Linus Torvalds: Não acho que vá haver muitos efeitos práticos, então provavelmente isto nem importa tanto assim. Não é como se não tivéssemos tido discussões de licenças antes, ou como se a divisão entre as mentalidades de software livre e as de código aberto sejam uma novidade introduzida pela GPLv3. Assim, embora ainda haja possibilidade de acordo, não acho que será um desastre se terminarmos tendo uma nova GPLv3 incompatível com a GPLv2 - já convivemos com licenças livres incompatíveis hoje, e os aplicativos das licenças mais diversas rodam tranquilamente no kernel GPLv2. O pior de tudo vai ser a confusão entre duas licenças possivelmente populares e incompatíveis entre si, compartilhando a mesma sigla. De certo modo, espero que a admissão de que pode haver diferenças de opinião acabe com tensões estúpidas, e que a FSF possa até parar de usar o nome GNU/Linux.

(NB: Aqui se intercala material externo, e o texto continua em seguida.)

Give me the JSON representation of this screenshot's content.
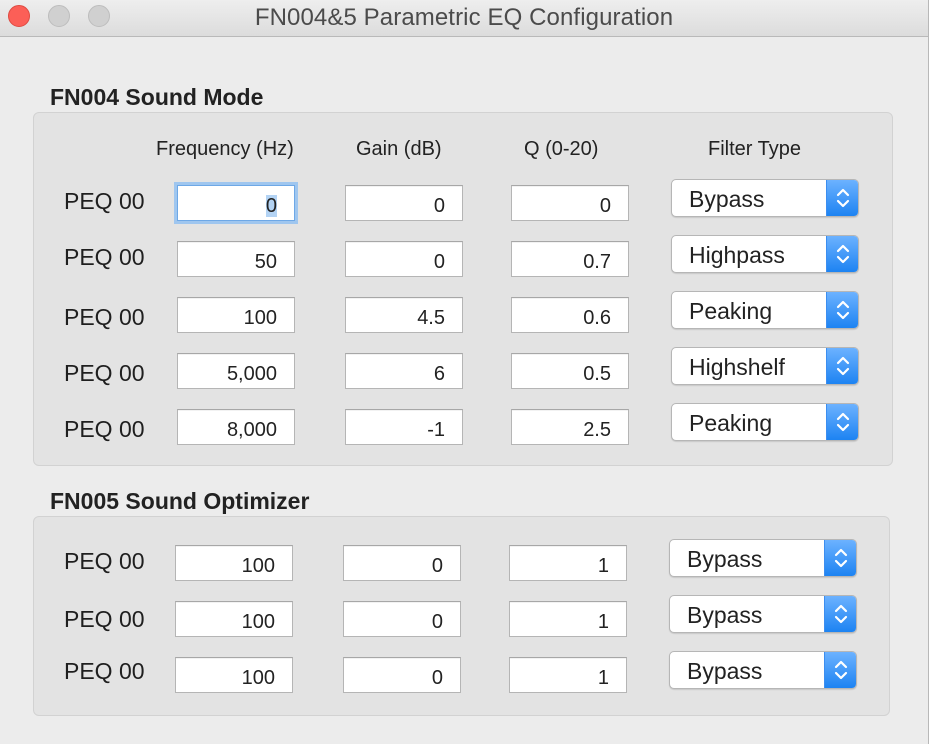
{
  "window": {
    "title": "FN004&5 Parametric EQ Configuration"
  },
  "fn004": {
    "title": "FN004 Sound Mode",
    "headers": {
      "frequency": "Frequency (Hz)",
      "gain": "Gain (dB)",
      "q": "Q (0-20)",
      "filter_type": "Filter Type"
    },
    "rows": [
      {
        "label": "PEQ 00",
        "frequency": "0",
        "gain": "0",
        "q": "0",
        "filter_type": "Bypass"
      },
      {
        "label": "PEQ 00",
        "frequency": "50",
        "gain": "0",
        "q": "0.7",
        "filter_type": "Highpass"
      },
      {
        "label": "PEQ 00",
        "frequency": "100",
        "gain": "4.5",
        "q": "0.6",
        "filter_type": "Peaking"
      },
      {
        "label": "PEQ 00",
        "frequency": "5,000",
        "gain": "6",
        "q": "0.5",
        "filter_type": "Highshelf"
      },
      {
        "label": "PEQ 00",
        "frequency": "8,000",
        "gain": "-1",
        "q": "2.5",
        "filter_type": "Peaking"
      }
    ]
  },
  "fn005": {
    "title": "FN005 Sound Optimizer",
    "rows": [
      {
        "label": "PEQ 00",
        "frequency": "100",
        "gain": "0",
        "q": "1",
        "filter_type": "Bypass"
      },
      {
        "label": "PEQ 00",
        "frequency": "100",
        "gain": "0",
        "q": "1",
        "filter_type": "Bypass"
      },
      {
        "label": "PEQ 00",
        "frequency": "100",
        "gain": "0",
        "q": "1",
        "filter_type": "Bypass"
      }
    ]
  },
  "icons": {
    "close": "close-icon",
    "minimize": "minimize-icon",
    "zoom": "zoom-icon",
    "popup_arrows": "chevron-up-down-icon"
  },
  "colors": {
    "close_button": "#fc5f57",
    "inactive_traffic_light": "#d0d0d0",
    "accent": "#1d83f2",
    "focus_ring": "#9fc6ef",
    "window_background": "#ececec",
    "group_background": "#e3e3e3"
  }
}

Alan Cox: Não existe GNU/Linux. Isto é algo importante de se compreender e esclarecer. Quero dizer que não existe nem mesmo uma entidade abstrata que pssa ser propriamente chamada de "GNU/Linux". É uma campanha da FSF para tentar se associar ao Linux. Normalmente esta é uma das coisas que a FSF faz e as pessoas apenas suspiram, mas quando se olha para o debate sobre licenciamento, esta distinção é vital. O Linux não é um projeto da FSF, a maioria de seus desenvolvedores não crê na orientação política da FSF, e o Linus escolheu originalmente esta licença por acreditar que ela era adequada ao projeto, e não por ser um fã do Manifesto GNU. Assim, a questão não é sobre o pessoal do Linux se separando da FSF - é sobre um projeto separado sendo consultado para saber sua opinião sobre uma nova versão de sua licença, e deixando-a clara. O projeto Linux de fato faz uso das ferramentas GNU, mas isto não o torna um projeto GNU, ou gera a necessidade de prefixar seu nome, mais do que esta minha mensagem não é propriedade da IBM por ter sido escrita em um PC, ou precisa ser prefixada com a sigla BT porque a minha ADSL é da British Telecom.

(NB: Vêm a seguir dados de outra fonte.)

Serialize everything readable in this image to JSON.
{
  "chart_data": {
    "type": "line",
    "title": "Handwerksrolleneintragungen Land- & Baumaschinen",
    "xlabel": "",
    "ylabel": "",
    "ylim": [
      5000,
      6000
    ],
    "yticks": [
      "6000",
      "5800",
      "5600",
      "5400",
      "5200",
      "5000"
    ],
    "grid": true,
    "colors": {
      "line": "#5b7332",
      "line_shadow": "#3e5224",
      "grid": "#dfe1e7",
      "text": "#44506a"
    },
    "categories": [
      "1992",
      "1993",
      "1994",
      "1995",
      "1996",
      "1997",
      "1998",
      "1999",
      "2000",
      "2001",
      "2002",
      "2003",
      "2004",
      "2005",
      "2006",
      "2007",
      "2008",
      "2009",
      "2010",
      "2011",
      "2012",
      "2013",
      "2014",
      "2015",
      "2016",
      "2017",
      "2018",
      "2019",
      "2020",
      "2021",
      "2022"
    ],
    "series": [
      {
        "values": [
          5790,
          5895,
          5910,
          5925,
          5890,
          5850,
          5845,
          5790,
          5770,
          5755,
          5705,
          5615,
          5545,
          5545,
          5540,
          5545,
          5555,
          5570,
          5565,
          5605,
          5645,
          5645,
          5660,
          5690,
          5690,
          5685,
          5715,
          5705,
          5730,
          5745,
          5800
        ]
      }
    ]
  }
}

Greg Kroah-Hartman: A questão que a FSF chama de Tivoização basicamente afeta hoje essencialmente apenas o kernel Linux, pois não há outros kernels populares sob a licença GPL - e a restrição de execução no Tivo e outras similares ocorrem justamente sobre o kernel. Nós desenvolvedores do Linux já temos a nossa própria política com relação à possibilidade de uma BIOS ou firmware determinarem se um determinado kernel pode ou não dar boot. A FSF está incluindo detalhes na GPLv3 que basicamente se aplicam apenas a nós. Como a FSF não contribui com o desenvolvimento do Linux e não tem nada a ver com ele em geral, nós desenvolvedores do kernel não estamos apreciando a forma como ela está lidando com uma questão tão específica e sobre a qual já nos posicionamos.

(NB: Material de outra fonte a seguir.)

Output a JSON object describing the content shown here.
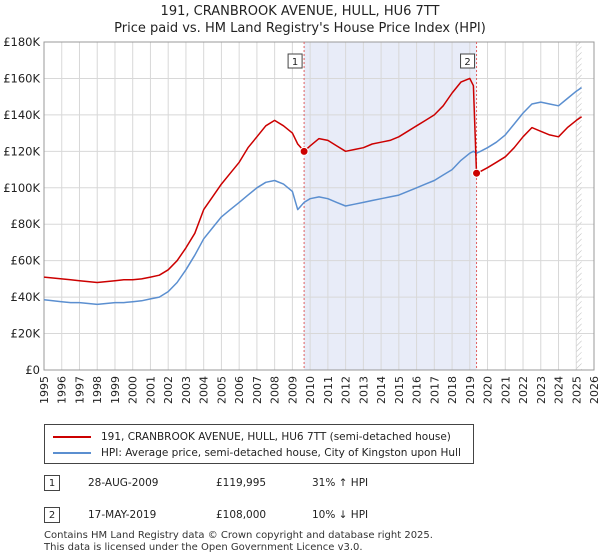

Andrew Morton: Somos programadores e passamos nosso tempo programando, e não pavoneando em reuniões sobre questões legais e jogos políticos. Assim muitos de nós simplesmente ignoraram a questão, até que percebemos aonde estavam querendo chegar, e soubemos das preocupações que surgiam. De fato isso aponta para outro problema: a maioria das pessoas que escreve código não se manifestou, e mesmo assim a FSF presume que fala em nome deles, e usa seu trabalho como munição nas campanhas dela. E por que esses programadores não falam? Alguns estão ocupados. Outros trabalham para empresas com excesso de advogados que têm medo de que as opiniões deles possam ser vistas como sendo da empresa. Alguns não falam inglês muito bem. E todos acham o tema tedioso e uma distração.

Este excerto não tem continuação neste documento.